Under all Greek governments, Syriza not excluded, Greece has not conducted its public finances well. The program of cuts has avoided many of the over-generous welfare programs (early retirements especially) that proliferate in Greece, and the program of taxes has hit the revenue-producing middle classes and industries hardest.

That said, the main problem facing Greeks and dooming them to perpetual crisis is that they want to remain in the euro — that’s all parties and both Yes and No voters in yesterday’s referendum. While they are inside the single European currency, they will need money from outside to prevent a further fall in living standards and ever-rising unemployment. They will be unable to repay these new debts, and increasingly unable even to service them. And it is beginning to look as if the negotiating strategy of the Greek government is to create a humanitarian crisis in the country as a way of forcing its European “partners” in the euro to cough up.

It would be folly to do so since it would encourage not only Greece but left-wing parties throughout Europe to believe that they could also blackmail more prudent countries to subsidize them in bad times — and that would lead to the over-production of bad times. At the same time the Greek problem must be solved. How?

Wolfgang Schauble, Germany’s tough finance minister and until now an unyielding supporter of an unreformed euro, has suggested the way in a brief newspaper interview. He speculated that it might be possible for Greece to leave the euro “temporarily” and rejoin at a later date, presumably at a lower effective exchange rate, in order to escape the pains of an internal devaluation and to benefit from the lower prices that a formal devaluation would bring. This suggestion is not as comprehensive a solution as National Review’s own favored division of the euro into northern and southern “European” currencies which would assist all of Mediterranean Europe simultaneously (and settle the euro problem for a very long time). And from Schauble’s standpoint, it must increase the risk (if it succeeds) of encouraging Portugal, Spain, and Italy also to depart from the single currency temporarily, transforming the euro therefore into a fixed but flexible exchange-rate regime. But though it would weaken the ideal of the euro as a force for European unity, that would be no bad thing. It would also be something rare in this debate — namely an accommodation to reality.
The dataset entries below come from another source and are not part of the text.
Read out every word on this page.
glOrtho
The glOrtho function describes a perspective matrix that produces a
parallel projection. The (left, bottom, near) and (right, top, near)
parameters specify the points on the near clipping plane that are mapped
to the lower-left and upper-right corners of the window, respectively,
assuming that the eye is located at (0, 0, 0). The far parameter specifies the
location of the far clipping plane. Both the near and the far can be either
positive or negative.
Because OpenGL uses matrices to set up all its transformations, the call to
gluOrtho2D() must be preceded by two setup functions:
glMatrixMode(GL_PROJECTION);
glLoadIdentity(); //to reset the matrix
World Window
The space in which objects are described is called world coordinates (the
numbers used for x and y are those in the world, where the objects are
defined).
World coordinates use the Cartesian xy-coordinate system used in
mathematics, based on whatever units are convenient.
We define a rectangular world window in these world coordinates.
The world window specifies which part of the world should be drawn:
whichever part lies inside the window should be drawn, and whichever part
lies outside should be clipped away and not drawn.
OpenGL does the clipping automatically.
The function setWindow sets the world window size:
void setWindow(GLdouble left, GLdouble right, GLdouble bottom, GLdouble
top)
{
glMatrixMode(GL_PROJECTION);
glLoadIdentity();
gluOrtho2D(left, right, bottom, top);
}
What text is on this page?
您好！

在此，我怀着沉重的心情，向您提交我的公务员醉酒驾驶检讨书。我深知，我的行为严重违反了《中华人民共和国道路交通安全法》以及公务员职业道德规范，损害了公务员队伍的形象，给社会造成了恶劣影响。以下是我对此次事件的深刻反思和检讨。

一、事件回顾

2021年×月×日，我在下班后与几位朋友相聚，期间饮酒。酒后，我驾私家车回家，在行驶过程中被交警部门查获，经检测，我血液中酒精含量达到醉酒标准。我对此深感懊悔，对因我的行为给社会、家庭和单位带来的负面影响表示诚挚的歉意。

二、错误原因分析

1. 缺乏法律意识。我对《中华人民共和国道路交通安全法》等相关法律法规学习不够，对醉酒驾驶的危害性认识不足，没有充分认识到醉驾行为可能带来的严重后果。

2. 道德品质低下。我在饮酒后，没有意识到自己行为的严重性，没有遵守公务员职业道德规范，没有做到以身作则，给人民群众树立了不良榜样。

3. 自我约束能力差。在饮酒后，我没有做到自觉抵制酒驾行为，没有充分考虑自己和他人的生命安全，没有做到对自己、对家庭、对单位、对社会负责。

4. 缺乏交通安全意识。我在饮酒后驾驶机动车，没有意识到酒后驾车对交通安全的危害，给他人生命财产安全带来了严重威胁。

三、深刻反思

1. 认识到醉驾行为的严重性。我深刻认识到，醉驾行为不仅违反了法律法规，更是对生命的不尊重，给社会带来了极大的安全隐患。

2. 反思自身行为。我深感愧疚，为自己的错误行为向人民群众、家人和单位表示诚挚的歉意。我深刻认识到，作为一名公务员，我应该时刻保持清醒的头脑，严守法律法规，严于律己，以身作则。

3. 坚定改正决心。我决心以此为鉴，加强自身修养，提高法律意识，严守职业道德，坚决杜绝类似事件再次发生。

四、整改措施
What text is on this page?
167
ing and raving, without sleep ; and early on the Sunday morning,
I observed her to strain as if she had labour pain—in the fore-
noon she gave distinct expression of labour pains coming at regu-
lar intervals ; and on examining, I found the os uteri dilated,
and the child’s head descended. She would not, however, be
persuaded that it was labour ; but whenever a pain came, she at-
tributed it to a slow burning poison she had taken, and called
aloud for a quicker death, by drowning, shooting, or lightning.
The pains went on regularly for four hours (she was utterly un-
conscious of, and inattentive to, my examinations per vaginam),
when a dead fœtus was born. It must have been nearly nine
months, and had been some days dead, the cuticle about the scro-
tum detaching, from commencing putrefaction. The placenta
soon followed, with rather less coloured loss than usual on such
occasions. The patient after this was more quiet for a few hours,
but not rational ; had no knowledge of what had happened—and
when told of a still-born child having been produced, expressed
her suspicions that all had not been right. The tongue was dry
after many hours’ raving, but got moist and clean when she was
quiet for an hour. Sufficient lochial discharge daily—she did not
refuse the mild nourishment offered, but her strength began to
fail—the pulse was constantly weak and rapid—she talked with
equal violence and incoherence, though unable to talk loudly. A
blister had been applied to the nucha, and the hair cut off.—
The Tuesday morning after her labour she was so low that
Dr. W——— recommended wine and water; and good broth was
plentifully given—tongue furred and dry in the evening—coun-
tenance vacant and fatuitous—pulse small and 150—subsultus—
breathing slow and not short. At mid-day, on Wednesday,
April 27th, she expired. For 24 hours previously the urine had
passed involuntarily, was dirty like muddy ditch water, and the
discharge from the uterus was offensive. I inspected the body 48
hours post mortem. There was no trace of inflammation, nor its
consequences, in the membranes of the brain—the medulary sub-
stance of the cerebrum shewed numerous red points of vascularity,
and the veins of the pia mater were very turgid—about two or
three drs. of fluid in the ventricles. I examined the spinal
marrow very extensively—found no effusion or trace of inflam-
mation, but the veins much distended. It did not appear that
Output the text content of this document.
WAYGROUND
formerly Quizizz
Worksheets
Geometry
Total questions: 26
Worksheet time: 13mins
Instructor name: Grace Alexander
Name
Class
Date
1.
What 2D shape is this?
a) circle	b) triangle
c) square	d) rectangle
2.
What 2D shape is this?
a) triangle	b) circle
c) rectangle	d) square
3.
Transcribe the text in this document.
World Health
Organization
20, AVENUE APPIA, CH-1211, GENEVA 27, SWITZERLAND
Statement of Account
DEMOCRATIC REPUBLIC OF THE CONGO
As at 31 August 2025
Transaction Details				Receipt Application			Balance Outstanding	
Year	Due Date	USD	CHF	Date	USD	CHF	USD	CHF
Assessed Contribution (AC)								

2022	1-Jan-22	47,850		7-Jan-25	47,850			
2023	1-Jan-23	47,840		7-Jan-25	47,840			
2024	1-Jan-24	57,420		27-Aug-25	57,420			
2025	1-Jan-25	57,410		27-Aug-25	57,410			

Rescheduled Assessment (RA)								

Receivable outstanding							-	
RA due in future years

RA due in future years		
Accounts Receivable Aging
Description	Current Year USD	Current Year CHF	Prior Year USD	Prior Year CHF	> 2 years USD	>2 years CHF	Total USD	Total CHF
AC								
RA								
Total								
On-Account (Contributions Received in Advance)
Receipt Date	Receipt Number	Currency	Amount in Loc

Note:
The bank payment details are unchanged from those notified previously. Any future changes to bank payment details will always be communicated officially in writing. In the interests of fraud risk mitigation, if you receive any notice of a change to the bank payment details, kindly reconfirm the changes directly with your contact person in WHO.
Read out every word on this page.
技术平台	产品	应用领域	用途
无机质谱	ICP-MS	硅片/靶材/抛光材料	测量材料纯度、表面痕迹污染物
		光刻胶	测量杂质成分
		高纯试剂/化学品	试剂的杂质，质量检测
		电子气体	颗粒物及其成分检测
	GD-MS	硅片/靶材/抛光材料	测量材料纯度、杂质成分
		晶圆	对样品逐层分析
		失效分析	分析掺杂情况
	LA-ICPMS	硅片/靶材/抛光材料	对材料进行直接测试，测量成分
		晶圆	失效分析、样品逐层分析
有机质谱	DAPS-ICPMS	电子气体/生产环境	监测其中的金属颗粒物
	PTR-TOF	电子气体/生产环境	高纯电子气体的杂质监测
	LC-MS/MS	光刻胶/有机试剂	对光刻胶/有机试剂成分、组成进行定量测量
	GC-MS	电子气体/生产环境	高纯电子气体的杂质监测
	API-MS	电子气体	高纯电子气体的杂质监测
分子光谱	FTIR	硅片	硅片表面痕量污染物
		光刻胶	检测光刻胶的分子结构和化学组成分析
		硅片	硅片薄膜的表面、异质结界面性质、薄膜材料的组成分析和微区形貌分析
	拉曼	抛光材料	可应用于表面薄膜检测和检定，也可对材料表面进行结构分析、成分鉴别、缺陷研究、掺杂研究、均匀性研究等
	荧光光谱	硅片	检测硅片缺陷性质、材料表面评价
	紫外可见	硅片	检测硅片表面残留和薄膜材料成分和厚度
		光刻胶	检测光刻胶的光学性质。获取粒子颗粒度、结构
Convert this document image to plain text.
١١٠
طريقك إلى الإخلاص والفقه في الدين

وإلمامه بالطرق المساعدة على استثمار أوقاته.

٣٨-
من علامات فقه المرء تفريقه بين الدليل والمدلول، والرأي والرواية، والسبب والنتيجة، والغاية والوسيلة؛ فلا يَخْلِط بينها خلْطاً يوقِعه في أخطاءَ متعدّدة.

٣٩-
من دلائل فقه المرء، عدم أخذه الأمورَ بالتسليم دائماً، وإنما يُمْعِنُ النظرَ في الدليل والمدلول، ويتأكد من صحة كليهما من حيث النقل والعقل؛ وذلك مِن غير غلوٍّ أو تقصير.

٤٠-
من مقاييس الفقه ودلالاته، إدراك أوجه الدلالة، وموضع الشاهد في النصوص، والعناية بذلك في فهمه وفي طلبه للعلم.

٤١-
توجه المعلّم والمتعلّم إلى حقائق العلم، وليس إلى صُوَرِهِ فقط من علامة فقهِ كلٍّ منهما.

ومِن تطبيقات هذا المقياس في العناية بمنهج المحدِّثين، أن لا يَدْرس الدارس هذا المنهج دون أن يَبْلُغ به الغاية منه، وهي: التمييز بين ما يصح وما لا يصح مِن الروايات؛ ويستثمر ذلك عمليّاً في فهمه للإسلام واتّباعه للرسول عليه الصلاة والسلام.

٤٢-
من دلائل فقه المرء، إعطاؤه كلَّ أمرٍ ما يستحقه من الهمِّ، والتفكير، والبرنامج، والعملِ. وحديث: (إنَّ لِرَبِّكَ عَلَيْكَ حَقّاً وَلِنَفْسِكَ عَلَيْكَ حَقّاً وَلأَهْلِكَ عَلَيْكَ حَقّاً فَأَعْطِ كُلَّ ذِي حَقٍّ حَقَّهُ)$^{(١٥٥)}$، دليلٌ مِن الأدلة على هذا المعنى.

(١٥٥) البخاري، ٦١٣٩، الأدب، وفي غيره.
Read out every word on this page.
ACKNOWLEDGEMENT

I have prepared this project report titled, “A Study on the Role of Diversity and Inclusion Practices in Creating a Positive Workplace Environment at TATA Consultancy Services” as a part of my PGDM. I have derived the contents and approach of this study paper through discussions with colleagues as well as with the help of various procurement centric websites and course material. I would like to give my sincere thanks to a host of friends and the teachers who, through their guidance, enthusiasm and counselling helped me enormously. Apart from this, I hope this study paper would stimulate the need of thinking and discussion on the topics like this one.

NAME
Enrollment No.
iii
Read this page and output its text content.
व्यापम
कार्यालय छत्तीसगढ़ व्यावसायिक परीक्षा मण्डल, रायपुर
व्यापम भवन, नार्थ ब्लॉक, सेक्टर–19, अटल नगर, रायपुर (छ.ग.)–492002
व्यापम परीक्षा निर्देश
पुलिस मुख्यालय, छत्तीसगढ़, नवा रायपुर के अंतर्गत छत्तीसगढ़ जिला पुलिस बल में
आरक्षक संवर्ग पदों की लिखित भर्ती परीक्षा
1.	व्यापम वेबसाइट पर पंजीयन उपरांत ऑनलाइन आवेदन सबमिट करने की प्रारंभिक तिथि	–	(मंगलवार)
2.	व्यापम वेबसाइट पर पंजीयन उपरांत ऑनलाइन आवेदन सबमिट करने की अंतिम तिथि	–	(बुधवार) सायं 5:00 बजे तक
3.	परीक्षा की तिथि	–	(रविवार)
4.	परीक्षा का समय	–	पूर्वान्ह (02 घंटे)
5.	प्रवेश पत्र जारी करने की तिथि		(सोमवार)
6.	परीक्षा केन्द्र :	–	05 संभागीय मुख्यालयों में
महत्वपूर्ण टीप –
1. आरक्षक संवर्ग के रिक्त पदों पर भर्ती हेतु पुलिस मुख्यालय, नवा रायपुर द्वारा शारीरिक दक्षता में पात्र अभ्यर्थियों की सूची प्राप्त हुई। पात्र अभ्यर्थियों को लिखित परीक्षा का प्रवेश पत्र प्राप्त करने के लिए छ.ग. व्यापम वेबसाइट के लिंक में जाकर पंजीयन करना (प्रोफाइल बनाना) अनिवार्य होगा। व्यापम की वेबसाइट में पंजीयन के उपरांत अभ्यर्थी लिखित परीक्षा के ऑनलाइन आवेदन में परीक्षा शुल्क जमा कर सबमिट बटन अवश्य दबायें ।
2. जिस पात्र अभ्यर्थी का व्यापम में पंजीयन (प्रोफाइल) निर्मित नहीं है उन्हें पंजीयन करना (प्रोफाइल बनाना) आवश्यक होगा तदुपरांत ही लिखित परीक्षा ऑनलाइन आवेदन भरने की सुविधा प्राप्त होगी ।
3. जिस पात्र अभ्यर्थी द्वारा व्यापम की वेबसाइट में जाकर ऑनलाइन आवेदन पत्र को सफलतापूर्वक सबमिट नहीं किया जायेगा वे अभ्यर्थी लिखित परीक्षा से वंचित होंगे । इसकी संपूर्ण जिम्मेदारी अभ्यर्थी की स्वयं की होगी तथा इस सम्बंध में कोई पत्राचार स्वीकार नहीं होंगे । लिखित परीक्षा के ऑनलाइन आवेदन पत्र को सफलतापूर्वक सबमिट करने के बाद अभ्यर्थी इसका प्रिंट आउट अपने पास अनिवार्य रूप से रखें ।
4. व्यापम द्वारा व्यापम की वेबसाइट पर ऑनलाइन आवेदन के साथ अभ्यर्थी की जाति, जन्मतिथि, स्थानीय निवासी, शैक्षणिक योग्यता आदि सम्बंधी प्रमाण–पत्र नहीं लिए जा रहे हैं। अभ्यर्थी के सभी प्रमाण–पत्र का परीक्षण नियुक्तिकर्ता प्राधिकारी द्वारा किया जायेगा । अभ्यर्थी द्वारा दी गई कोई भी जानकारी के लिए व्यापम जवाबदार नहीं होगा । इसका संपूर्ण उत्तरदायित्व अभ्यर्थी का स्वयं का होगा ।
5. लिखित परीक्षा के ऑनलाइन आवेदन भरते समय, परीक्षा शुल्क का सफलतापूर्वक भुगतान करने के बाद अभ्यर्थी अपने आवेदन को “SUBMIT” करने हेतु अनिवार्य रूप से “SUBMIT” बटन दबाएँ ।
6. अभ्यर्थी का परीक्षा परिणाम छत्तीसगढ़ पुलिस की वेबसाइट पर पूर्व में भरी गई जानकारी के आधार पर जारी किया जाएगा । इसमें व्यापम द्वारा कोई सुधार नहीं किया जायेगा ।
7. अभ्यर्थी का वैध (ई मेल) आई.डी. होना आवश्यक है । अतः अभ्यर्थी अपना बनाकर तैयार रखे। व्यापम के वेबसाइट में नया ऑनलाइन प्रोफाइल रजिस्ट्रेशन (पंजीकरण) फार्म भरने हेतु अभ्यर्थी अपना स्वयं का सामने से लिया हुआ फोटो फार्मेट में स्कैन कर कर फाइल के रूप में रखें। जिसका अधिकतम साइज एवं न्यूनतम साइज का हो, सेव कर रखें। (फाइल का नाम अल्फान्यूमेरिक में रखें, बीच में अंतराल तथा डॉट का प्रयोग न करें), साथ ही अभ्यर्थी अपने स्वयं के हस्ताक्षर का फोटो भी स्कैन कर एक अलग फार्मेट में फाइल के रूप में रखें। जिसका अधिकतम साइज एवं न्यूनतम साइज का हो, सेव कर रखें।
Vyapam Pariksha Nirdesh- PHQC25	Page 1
In order for Grexit to have a chance of working for Greece today, however, there would have to be another serious renegotiation of Greece’s debts, involving write-downs and maybe an even longer repayment schedule. Greece does not deserve to have its debts canceled, but, once it left the currency union, any hope of repaying its euro debt (denominated in a currency likely to be far stronger than any “new drachma”) would disappear. Also, the European creditors, institutions and governments, deserve to suffer something for their repeated folly in lending to governments to ameliorate problems that their utopian currency conceptions created in the first place. We start from a bad place, but this combination of policies — leaving the euro and debt relief — offers some hope for the future.

If Greece remains in the euro, however, any debt cancellation would be pointless and self-defeating. Greece must give up its (self-destructive) dream of equal membership in a currency alongside Germany or get no debt relief at all. The bonus would be that Greeks and the rest of Europe would learn the limits of democracy. You can’t write a check on someone else’s account.